16
3
Consider you have a hash function \$\mathcal{H}\$ which takes strings of length \$2n\$ and returns strings of length \$n\$ and has the nice property that it is collision resistant, i.e. it is hard to find two different strings \$s \neq s'\$ with the same hash \$\mathcal{H}(s) = \mathcal{H}(s')\$.
You would now like to build a new hash function \$\mathcal{H'}\$ which takes strings of arbitrary length and maps them to strings of length \$n\$, while still being collision resistant.
Lucky for you, already in 1979 a method now known as the Merkle–Damgård construction was published which achieves exactly this.
The task of this challenge will be to implement this algorithm, so we'll first have a look at a formal description of the Merkle–Damgård construction, before going through a step-by-step example which should show that the approach is simpler than it might appear at first.
Given some integer \$n > 0\$, a hash function \$\mathcal{H}\$ as described above and an input string \$s\$ of arbitrary length, the new hash function \$\mathcal{H'}\$ does the following:
- Set \$ l = |s|\$, the length of \$s\$, and split \$s\$ in chunks of length \$n\$, filling up the last chunk with trailing zeros if necessary. This yields \$m = \lceil \frac{l}{n} \rceil \$ many chunks which are labeled \$c_1, c_2, \dots, c_m \$.
- Add a leading and a trailing chunk \$c_0\$ and \$c_{m+1}\$, where \$c_0\$ is a string consisting of \$n\$ zeros and \$c_{m+1}\$ is \$n\$ in binary, padded with leading zeros to length \$n\$.

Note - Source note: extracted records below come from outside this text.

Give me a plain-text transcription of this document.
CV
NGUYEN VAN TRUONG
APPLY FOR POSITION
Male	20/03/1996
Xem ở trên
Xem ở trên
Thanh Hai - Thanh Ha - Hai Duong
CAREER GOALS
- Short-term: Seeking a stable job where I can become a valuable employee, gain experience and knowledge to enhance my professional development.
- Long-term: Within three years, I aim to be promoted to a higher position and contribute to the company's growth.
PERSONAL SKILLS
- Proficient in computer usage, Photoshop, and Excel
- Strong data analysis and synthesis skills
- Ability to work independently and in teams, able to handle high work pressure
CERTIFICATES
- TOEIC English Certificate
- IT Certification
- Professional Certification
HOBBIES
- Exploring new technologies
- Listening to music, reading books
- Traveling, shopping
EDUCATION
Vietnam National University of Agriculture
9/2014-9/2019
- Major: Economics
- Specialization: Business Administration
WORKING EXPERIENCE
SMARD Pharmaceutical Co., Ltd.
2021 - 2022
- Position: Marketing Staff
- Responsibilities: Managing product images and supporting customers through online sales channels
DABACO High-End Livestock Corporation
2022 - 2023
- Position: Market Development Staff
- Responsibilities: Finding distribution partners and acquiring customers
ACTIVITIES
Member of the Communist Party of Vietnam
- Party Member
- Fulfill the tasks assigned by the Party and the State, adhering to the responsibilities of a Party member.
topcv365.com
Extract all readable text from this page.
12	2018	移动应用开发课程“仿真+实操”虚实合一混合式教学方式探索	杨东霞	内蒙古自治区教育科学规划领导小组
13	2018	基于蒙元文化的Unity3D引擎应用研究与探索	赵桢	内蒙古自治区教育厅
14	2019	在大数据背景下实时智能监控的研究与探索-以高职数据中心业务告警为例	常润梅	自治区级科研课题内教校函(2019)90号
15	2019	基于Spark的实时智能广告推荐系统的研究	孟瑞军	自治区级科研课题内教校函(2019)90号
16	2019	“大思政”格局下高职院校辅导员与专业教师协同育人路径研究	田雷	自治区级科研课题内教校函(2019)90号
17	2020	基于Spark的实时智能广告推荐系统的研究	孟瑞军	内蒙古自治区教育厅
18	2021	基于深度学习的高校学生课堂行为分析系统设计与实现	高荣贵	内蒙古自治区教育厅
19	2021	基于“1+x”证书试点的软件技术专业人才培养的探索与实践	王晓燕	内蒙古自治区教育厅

- Now iteratively apply \$\mathcal{H}\$ to the current chunk \$c_i\$ appended to the previous result \$r_{i-1}\$: \$ r_i = \mathcal{H}(r_{i-1}c_i)\$, where \$r_0 = c_0\$. (This step might be more clear after looking at the example below.)
- The output of \$\mathcal{H'}\$ is the final result \$r_{m+1}\$.
The Task
Write a program or function which takes as input a positive integer \$n\$, a hash function \$\mathcal{H}\$ as black box and a non-empty string \$s\$ and returns the same result as \$\mathcal{H'}\$ on the same inputs.
This is code-golf, so the shortest answer in each language wins.
Example
Let's say \$n = 5\$, so our given hash function \$\mathcal{H}\$ takes strings of length 10 and returns strings of length 5.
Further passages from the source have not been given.